The NHS is not perfect, it is an organisation under great strain, in particular from those within government who would like to see more and more areas of the service opened up to private sector organisations, who can then profit from those unfortunate enough to get ill or require care. But, anyone who has ever needed emergency health treatment will understand the social benefits that come with a world class nationalised health system. Anyone who has ever experienced having a family member, or child, struck down by illness, will appreciate the relief that comes from having any consideration of cost removed from the equation, enabling you to focus on what is best for the patient. When life-changing decisions have to be made, under crushing time, medical, and emotional pressures – the value of the benefits from knowing that the advice you are given is free of any concern over financial profit or loss – cannot be calculated.
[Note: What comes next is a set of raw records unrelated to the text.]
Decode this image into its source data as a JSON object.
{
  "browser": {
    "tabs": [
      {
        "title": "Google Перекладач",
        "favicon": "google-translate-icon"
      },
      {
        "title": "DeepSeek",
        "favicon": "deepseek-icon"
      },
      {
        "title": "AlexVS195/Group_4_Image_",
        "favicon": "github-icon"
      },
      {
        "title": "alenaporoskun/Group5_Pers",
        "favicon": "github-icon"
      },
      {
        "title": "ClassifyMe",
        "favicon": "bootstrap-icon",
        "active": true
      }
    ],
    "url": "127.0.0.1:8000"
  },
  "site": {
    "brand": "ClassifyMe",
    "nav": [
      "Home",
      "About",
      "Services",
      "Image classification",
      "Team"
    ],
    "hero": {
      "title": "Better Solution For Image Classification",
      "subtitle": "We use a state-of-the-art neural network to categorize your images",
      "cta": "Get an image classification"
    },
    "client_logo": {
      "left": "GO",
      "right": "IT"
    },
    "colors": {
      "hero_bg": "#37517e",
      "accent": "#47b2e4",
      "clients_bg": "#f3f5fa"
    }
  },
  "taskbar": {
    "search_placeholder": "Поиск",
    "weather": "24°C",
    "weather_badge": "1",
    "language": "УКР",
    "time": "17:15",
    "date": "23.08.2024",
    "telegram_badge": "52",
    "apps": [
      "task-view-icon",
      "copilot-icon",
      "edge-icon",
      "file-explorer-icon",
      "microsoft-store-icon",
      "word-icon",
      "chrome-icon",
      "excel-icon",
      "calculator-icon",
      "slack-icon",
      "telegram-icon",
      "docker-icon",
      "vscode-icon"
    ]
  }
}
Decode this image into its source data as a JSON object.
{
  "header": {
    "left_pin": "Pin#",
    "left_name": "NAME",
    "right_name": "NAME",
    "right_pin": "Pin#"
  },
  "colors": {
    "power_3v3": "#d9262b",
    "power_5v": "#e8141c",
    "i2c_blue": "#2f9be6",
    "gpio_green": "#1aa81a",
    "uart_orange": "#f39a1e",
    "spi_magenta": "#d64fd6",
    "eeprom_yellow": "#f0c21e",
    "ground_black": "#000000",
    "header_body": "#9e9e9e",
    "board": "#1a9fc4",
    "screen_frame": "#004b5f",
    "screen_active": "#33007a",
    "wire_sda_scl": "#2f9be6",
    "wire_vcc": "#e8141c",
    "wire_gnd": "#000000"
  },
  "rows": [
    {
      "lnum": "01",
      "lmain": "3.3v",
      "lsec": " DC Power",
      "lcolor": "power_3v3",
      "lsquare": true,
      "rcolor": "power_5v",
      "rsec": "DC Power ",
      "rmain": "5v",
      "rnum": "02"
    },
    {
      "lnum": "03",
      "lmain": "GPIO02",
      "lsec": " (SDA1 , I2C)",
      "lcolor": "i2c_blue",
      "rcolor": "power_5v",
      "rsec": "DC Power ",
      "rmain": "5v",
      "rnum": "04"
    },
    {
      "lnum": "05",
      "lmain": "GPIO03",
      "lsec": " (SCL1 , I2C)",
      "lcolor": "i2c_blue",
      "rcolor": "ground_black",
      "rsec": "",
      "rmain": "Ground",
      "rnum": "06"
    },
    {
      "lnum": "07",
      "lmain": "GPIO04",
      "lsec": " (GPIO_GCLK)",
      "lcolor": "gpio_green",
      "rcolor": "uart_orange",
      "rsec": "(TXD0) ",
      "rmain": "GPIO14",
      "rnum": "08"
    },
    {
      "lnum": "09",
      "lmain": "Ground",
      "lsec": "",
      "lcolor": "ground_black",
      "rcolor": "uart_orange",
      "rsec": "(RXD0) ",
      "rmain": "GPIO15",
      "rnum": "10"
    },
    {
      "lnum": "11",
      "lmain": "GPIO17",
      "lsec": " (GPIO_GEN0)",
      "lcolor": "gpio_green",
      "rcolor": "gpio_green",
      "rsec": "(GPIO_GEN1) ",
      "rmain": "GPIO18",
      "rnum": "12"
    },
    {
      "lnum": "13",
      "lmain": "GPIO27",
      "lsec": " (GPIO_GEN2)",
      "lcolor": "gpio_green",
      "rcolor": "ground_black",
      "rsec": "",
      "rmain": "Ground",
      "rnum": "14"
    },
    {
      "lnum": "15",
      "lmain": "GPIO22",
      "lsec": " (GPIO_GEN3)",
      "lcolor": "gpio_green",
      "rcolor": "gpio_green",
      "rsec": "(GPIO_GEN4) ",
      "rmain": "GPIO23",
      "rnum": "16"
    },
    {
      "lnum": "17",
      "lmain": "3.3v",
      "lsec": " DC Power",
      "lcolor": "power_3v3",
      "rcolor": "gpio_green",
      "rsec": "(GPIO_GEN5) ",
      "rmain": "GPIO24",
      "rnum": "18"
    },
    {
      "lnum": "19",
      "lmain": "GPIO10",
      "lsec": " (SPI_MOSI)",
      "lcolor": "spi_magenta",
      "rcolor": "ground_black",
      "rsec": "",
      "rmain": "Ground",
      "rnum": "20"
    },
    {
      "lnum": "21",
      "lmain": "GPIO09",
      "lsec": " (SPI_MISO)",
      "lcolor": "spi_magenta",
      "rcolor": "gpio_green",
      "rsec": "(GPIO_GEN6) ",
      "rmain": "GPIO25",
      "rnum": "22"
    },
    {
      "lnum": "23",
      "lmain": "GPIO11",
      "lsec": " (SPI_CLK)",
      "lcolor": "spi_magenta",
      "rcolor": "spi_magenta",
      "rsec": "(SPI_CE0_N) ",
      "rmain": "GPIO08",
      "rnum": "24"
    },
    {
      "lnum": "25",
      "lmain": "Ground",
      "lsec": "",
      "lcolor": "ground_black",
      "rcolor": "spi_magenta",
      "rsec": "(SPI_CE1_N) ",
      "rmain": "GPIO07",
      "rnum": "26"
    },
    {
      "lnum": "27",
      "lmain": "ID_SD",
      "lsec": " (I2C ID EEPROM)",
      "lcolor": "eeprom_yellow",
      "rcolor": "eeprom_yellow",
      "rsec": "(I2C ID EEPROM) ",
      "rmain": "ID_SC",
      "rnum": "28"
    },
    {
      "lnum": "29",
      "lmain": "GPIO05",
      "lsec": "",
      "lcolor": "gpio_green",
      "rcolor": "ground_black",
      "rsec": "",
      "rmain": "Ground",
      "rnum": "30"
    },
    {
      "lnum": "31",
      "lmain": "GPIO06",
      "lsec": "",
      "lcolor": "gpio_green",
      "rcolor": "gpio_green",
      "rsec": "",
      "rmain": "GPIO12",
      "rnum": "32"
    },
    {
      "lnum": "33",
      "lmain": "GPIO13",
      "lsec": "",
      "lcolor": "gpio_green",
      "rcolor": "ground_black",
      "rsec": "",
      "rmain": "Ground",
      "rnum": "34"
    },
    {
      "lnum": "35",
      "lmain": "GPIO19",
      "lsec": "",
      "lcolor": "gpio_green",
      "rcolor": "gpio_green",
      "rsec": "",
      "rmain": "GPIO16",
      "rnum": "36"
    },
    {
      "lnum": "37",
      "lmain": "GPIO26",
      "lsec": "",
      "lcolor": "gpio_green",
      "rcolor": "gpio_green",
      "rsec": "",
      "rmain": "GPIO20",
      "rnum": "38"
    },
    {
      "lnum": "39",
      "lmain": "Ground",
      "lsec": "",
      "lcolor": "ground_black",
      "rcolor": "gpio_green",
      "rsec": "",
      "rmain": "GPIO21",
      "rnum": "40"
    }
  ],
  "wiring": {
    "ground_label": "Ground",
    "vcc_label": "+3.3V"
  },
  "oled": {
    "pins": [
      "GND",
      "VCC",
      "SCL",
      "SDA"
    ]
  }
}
You cannot itemise all the benefits from the National Health Service, and stick them on a piece of paper to compare against the costs, to see which one is bigger. You cannot measure all the public ‘goods’ delivered by a ‘national’ health service in financial terms through a cost-benefit exercise. This is not to say that delivery of public goods should not be efficient, it is using public money and needs to demonstrate efficient use of resources, but the benefits are always going to be harder to measure than the costs. As a society we need to develop a stronger set of arguments in support of public ‘goods’ and shared commons like the NHS that benefit society in multiple ways, many of which go beyond the ability of accountants and economists to incorporate into simple financial calculations. If we don’t do this, we are likely to see the ‘public’ goods delivered by the NHS slowly eroded through the encroachment of the private sector, our costs will increase, and benefits will be lost.
A ‘public’ good that puts people before profit, an organisation where the cost of the nurse squeezing your hand in reassurance is not calculated – because it is invaluable – is surely a better way to live. Better than one where every decision is based on making a profit – and where the only thing in your hand at the end of your stay is a massive bill, with every detail itemised, right down to each glass of water provided – with service charges attached.